Wednesday, March 14, 2012

Book Review: "An Echo in the Bone" by Diana Gabaldon

I started reading Diana Gabaldon's Outlander series years ago in p-book format. Because of all the things that were going on in my life, I had not purchased this latest installment when it was first published. I recently bought the Kindle version.

Outlander is a series of historical fiction books, with a time travel element. In the first story, Claire Randall, a physician from Boston, is accidentally transported back to the eighteenth century when she visits Stonehenge on a trip to England.  She ends up in Scotland, where she meets Jamie MacKenzie, perhaps one of the sexiest romantic heroes of all time. Jamie is married at the time they meet, but they fall in love and Claire ends up pregnant. Complications cause her to decide to go back to the twentieth century to birth her child. She subsequently returns because she loves Jamie too much to live without him.

In several books between Outlander and Echo in the Bone Jamie and Claire travel to France where they get caught up in the run-up to the French Revolution. They travel to the Caribbean and finally end up in North Carolina during the Colonial period. They raise a family and try to hide from the coming revolutionary storm.

In Echo in the Bone the revolutionary maelstrom overtakes them and they participate in the war as partisans: Claire as a medic and Jamie as an officer in the Continental Army.  While that is happening, their daughter and her husband, with their two children, travel back to twentieth century Scotland to seek medical treatment for the little girl.
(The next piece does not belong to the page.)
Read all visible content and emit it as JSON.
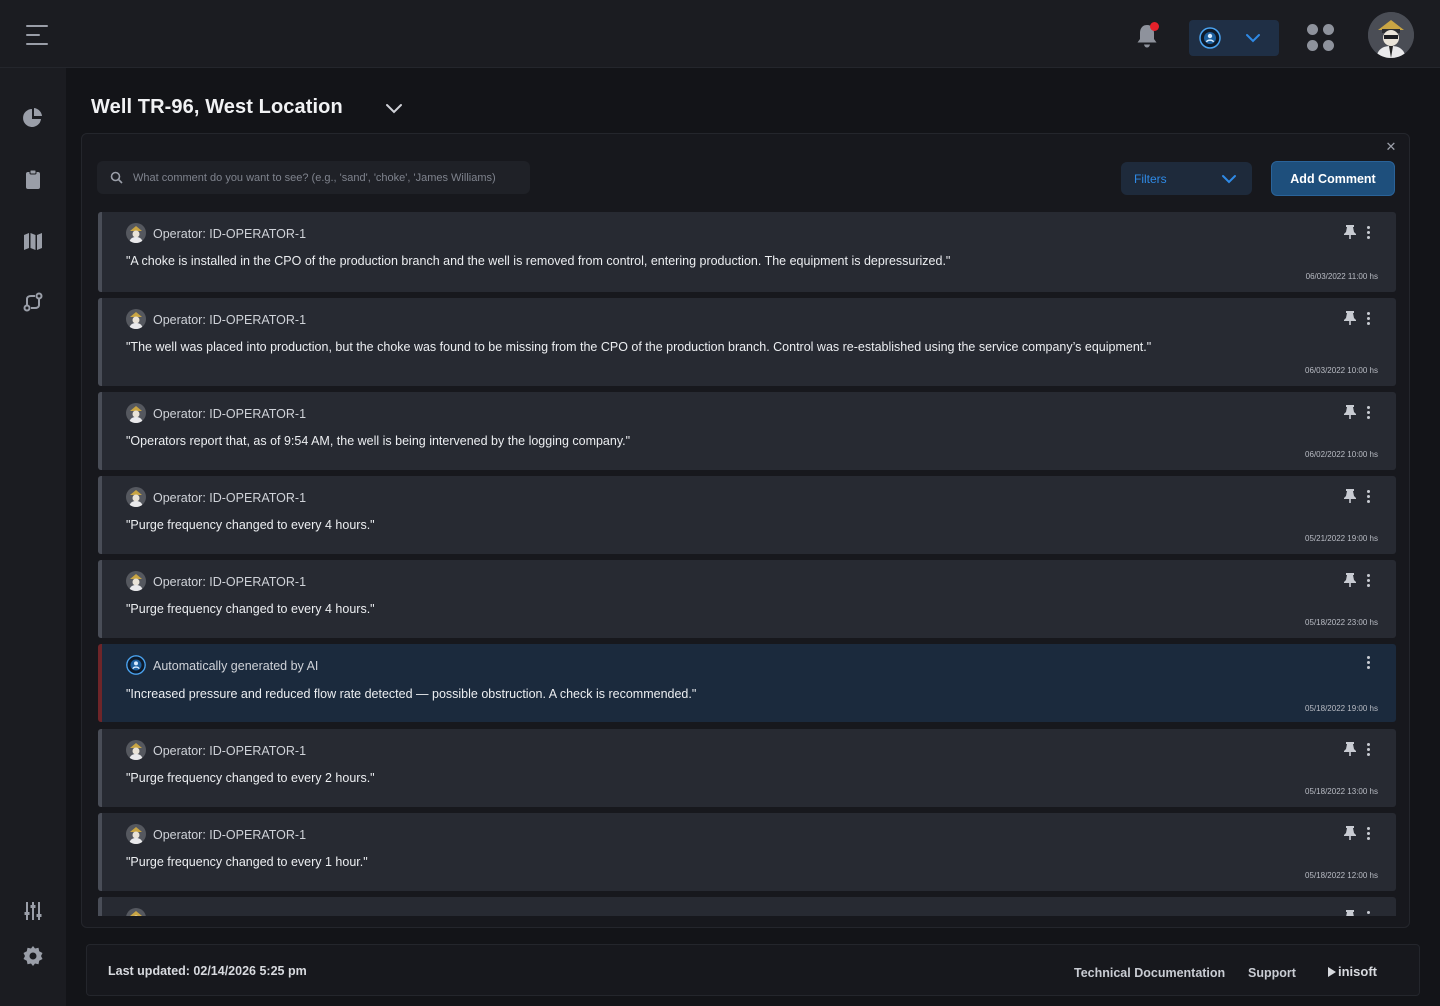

While Jamie and Claire are trying to stay alive in the middle of a war, Brianna and Roger are trying to cope with the complexities of life in the twenty-first century. It's an interesting contrast.

This is about the only series that I have stuck with through so many volumes (this is the eighth). That is because the characters are complex, "real" and I care about them, and because the historical period against which part of the story is set is dramatic and interesting. What is more the time-travel element adds a second dimension of things to wrap your brain and heart around. What would it be like to travel back in time? What would a person from the eighteenth century think of our world today?  How would people cope with such contrast?

Gabaldon is a good writer. The story is complex enough and described in sufficient detail that I am able to totally immerse myself in the story world in every one of her books. The stories are a little melodramatic, but it's historical romance, so that's not necessarily a bad thing. The secondary and even minor characters are so fascinating that Gabaldon has spun off entire novels and one other series about some of them. The Quaker doctor and his sister that appear in this novel could hold up to a novel of their own, I think. Also in this novel Jamie's nephew, Ian, matures into a man who I think (if Gabaldon lets him live) will clearly be the clan leader after Jamie.